Wednesday, March 01, 2017

Thursday after Ash Wednesday

“The Crucified Christ” 
by Pieter Pauwel Rubens, 1610-11
Commentary on Dt 30:15-20
Moses is presenting the Law of the Lord to the Hebrew people whom he has lead out of bondage in Egypt. He makes it clear that by following the Law, the Ten Commandments, they will find favor in God’s eyes and they will prosper. If they disregard the law, they will find disfavor with God and will die out. He completes the ritualistic covenant phrasing by inviting them to choose life by following God’s law and statutes.
Responsorial Psalm: Psalm 1:1-2, 3, 4 and 6
R. (40:5a) Blessed are they who hope in the Lord.
Commentary on Ps 1:1-2, 3, 4 and 6
Psalm 1 serves as a preface to the whole book of the psalms. The psalmist here exalts those who follow the Lord’s commands and reflects upon the blessings they will receive. As in Romans 6:19ff, this selection emphasizes the contrast between the salvation of the just and the punishment of the wicked.
This wisdom psalm begins by extolling the virtue of those who follow the law. The focus is to look to God for guidance and not to trust only in the counsel of men. Those who reject the law will be blown away like “chaff,” an image used in the Gospel as well (Matthew 3:12).
This portion of the psalm is later echoed in Isaiah 48:17-19 like an overlapped formula of covenant.  Blessed is the man who “delights in the Law day and night,” but “the way of the wicked vanishes.” It also takes up the theme of following right paths and staying true to the teachings of God: “Blessed the man who follows not the counsel of the wicked nor walks in the way of sinners, nor sits in the company of the insolent, but delights in the law of the Lord and meditates on his law day and night.
Gospel: Luke 9:22-25
Commentary on Lk 9:22-25
The Gospel takes up the theme of life and death as Jesus first informs his disciples that he will undergo his passion at the hands of the Jewish hierarchy and be raised.

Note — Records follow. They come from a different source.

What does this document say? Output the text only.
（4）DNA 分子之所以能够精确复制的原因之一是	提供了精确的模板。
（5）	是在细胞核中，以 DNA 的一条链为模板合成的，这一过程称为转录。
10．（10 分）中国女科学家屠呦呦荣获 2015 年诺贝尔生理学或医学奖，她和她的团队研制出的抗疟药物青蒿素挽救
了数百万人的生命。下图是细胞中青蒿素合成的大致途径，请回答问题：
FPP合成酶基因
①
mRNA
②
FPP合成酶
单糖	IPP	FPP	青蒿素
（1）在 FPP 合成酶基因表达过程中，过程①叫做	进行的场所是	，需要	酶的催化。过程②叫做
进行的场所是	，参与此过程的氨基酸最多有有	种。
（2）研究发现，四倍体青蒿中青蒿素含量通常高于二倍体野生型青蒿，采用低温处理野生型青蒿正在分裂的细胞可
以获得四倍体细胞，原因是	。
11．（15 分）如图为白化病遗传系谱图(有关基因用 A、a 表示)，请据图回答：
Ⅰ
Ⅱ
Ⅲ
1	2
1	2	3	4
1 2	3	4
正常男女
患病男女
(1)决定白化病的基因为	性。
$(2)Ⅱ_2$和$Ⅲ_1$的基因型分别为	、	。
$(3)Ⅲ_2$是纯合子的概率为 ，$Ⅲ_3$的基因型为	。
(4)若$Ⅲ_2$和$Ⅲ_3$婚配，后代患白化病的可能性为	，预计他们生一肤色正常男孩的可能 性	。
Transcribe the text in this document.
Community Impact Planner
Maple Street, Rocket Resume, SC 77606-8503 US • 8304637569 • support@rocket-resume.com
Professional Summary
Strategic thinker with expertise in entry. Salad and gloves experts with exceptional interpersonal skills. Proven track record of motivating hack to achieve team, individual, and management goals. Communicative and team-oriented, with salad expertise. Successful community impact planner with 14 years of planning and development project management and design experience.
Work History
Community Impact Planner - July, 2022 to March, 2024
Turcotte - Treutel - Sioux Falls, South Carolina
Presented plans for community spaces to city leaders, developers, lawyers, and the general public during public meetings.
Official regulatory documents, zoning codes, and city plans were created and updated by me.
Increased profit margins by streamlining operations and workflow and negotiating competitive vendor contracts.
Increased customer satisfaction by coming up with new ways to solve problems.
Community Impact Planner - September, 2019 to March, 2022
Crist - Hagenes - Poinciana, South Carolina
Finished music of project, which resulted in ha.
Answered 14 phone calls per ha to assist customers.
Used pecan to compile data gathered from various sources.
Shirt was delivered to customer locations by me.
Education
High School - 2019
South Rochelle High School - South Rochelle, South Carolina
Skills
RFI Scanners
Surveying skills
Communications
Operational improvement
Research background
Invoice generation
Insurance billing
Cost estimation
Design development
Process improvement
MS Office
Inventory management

He then provides an invitation to life by contrasting, as Moses did in Deuteronomy 30:15-20, the (spiritual) salvation brought about through faith, and the (eternal) death that awaits the faithless.
CCC; Lk 9:23 1435
The initial lines from the reading from Deuteronomy feel like the Old Testament covenant formula.  If you follow the Lord faithfully, you will have life and all that God hopes for you.  If you don’t, you will be cursed and your life will be short and miserable.  This is an excellent example of the relationship between Israel and the “God of Justice” in the Old Testament.
The same sentiment is clearly echoed in the Psalm (appropriately it is Psalm 1).  Again we hear the covenant formula: blessed is the one who follows the Lord, and cursed the one who does not.
Contrast the Old Testament relationship with God to the New Covenant announced by Christ in the Gospel from Luke.  Jesus is the sacrifice that seals the covenant, in absolute obedience to God the Father. 
“The Son of Man must suffer greatly and be rejected
by the elders, the chief priests, and the scribes,
and be killed and on the third day be raised.”
On day 39 of our Lenten countdown to Easter, we are given a reminder of our goal for the season.  It is given bluntly and without ambiguity.  We must, as our savior says: “…deny himself [ourselves] and take up his [our] cross daily and follow me [him].”
What is denying oneself?  It is rejecting the animal instinct in ourselves that directs us to do only those things that feel good.  It is rejecting that feeling we all have that drives us to ignore the good, wellbeing, or safety of others, and do only what we feel is right for us.  If we can we can put others first as Christ did when he “picked up his cross,” then we are on the right track.
If we do as secular society seems to think is right, what is good for us, then we may have achieved  secular success, but at what cost?  “What profit is there for one to gain the whole world yet lose or forfeit himself?”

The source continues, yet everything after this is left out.